I can't see that working when you're away though, unless you know you'll have access to wired network. Maybe a 4G router with a Sim card? Create your own WiFi hotspot, obviously still dependent on 4G coverage but a dedicated router should give better 4G reception and WiFi than your average hotel.
But with any solution that uses the mobile network you're tied to a provider and in an area you might get better coverage with one provider than another. I see no point in these mobile routers...why not just tether from your smartphone? its the same thing. the reason why you don't do this is because you might not get great coverage with your current provider and that isn to solved by going for a 4G router tied to one of the service providers.
Thanks Jon,
that's just what I'm looking for.
from the OP sounds like he IS counting on having an ethernet port? In which case any wireless AP should work? On the 2nd point, doesn't your phone just do that anyway without any additional hardware?unless you know you’ll have access to wired network. Maybe a 4G router with a Sim card? Create your own WiFi hotspot
Gl.Inet get a +1 from me. I use one here and it is pretty damn good. Also cheap.
I travel(ed) a lot for work and have a Vodafone 4G router. costs £33 (on a rolling month contract with unlimited fast as possible data) a month and gives pretty decent speeds to run a laptop or two and an iPad. Way faster than most standard hotel WiFi and often cheaper than paying £5 a night for the premium WiFi. It does not have any connections other than USB though.
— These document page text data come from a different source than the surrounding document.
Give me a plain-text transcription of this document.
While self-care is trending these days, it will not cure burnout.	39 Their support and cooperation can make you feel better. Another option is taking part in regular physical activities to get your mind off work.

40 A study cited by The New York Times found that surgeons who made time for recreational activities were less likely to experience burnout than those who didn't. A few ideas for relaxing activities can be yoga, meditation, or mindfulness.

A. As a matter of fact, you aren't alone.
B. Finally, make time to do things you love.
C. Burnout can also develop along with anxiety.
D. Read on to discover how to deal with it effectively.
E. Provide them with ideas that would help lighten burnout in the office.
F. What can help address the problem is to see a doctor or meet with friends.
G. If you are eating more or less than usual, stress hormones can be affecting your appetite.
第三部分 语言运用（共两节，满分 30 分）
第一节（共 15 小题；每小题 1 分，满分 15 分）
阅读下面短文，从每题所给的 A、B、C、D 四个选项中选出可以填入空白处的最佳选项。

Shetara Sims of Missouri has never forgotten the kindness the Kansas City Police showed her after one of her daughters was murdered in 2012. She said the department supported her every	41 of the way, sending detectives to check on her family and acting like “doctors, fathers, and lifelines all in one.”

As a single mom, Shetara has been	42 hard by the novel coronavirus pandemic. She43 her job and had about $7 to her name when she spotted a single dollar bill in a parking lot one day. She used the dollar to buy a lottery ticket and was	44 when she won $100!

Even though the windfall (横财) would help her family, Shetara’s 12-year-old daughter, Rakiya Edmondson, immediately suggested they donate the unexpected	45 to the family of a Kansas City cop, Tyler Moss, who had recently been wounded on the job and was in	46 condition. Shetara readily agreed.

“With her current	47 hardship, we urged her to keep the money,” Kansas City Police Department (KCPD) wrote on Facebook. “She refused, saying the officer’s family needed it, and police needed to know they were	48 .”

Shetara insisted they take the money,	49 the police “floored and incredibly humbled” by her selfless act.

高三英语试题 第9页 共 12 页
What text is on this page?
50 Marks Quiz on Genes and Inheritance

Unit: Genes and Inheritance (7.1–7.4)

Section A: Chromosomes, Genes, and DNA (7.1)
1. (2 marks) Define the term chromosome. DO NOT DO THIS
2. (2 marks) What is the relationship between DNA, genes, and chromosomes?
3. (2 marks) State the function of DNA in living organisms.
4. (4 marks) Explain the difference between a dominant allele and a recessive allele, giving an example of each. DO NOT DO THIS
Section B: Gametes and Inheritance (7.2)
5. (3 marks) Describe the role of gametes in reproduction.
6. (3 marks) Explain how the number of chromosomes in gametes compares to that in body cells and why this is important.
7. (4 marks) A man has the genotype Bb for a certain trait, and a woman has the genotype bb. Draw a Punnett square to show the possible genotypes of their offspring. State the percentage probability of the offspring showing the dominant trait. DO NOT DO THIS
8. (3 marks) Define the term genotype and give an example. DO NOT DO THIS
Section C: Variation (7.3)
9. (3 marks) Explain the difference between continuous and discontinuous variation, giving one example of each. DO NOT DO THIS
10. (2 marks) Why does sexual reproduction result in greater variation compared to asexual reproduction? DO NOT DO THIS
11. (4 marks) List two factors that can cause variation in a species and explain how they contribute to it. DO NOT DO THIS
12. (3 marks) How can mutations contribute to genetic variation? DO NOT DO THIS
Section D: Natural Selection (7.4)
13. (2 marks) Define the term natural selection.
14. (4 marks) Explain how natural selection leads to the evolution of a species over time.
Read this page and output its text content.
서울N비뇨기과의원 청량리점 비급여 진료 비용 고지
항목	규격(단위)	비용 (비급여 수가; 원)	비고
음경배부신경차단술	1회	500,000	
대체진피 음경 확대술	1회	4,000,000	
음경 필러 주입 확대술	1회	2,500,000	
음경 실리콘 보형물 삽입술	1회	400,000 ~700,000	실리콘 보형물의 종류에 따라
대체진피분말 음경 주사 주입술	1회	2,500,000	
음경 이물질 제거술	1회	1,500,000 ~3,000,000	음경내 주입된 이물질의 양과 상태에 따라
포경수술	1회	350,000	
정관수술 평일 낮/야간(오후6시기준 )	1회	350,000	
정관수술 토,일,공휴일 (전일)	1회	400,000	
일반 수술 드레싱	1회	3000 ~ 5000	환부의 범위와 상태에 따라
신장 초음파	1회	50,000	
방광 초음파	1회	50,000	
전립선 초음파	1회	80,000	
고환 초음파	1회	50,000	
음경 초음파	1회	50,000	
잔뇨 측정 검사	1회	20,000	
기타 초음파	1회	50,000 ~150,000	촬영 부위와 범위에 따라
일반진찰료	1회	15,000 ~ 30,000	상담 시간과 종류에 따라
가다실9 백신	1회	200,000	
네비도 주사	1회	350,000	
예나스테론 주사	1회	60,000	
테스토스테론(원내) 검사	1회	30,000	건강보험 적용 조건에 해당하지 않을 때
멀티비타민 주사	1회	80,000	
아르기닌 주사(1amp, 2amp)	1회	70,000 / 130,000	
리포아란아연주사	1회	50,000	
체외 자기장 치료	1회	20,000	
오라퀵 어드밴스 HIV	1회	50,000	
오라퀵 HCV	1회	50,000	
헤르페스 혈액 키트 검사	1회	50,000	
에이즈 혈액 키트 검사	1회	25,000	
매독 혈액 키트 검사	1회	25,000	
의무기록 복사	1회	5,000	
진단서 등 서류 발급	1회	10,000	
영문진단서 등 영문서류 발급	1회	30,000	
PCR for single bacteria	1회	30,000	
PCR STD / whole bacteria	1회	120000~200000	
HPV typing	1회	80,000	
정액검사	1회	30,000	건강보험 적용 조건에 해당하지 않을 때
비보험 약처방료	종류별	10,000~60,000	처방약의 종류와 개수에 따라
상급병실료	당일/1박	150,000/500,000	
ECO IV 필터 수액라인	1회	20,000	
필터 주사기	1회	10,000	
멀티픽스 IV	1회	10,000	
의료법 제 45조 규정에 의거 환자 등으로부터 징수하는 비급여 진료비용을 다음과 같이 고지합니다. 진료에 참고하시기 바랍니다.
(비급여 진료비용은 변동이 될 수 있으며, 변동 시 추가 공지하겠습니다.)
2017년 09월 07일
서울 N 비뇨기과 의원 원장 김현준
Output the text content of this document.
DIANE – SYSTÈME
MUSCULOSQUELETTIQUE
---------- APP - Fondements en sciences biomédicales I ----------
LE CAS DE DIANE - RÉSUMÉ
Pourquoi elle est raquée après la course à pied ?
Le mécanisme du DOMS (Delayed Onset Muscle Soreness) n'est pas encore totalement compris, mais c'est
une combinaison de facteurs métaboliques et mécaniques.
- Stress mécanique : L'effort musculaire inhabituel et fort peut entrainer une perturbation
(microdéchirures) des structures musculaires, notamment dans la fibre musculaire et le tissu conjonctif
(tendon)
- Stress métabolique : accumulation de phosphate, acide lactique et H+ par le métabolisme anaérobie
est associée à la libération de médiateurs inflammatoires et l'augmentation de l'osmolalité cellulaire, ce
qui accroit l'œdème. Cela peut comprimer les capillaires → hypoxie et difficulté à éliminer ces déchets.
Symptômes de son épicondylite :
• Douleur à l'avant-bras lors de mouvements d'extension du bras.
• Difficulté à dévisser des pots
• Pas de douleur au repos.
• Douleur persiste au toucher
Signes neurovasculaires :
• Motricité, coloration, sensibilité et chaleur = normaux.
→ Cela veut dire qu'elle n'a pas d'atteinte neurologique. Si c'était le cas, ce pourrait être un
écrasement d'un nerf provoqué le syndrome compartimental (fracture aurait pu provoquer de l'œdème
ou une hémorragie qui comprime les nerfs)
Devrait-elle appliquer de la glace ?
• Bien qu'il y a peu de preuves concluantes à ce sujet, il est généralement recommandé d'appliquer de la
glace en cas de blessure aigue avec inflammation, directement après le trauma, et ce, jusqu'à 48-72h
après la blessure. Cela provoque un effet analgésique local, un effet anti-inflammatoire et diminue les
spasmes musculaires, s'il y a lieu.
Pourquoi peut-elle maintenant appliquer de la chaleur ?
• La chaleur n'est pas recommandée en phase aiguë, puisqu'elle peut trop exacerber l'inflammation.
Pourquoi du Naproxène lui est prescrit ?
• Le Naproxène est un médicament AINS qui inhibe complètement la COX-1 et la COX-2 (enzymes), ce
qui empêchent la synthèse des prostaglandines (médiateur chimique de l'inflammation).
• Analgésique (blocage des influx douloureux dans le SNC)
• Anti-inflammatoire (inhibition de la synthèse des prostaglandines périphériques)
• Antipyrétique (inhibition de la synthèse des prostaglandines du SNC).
Previously used my iPhone as a hotspot but it was good as a phone or hotspot but struggled as both.
from the OP sounds like he IS counting on having an ethernet port? In which case any wireless AP should work? On the 2nd point, doesn’t your phone just do that anyway without any additional hardware?
Agreed on both counts. Though as someone else said, you don't even need an AP. Laptop into Ethernet, share the connection, your laptop is now for all intents and purposes a wireless AP. It's the same concept as using your phone as a hotspot, you're just bridging two networks.
If you're going the 4G route, look at Smarty. They do unlimited data SIMs for very little money.
The reason I suggested a 4G router over using your phone as a hot spot is the aerials on the router will be better for receiving a 4G signal and creating the WiFi hot spot, and if you have multiple devices they can all log in simultaneously as with any other fixed network. There's also dual SIM variants, all depends on how much you want to spend.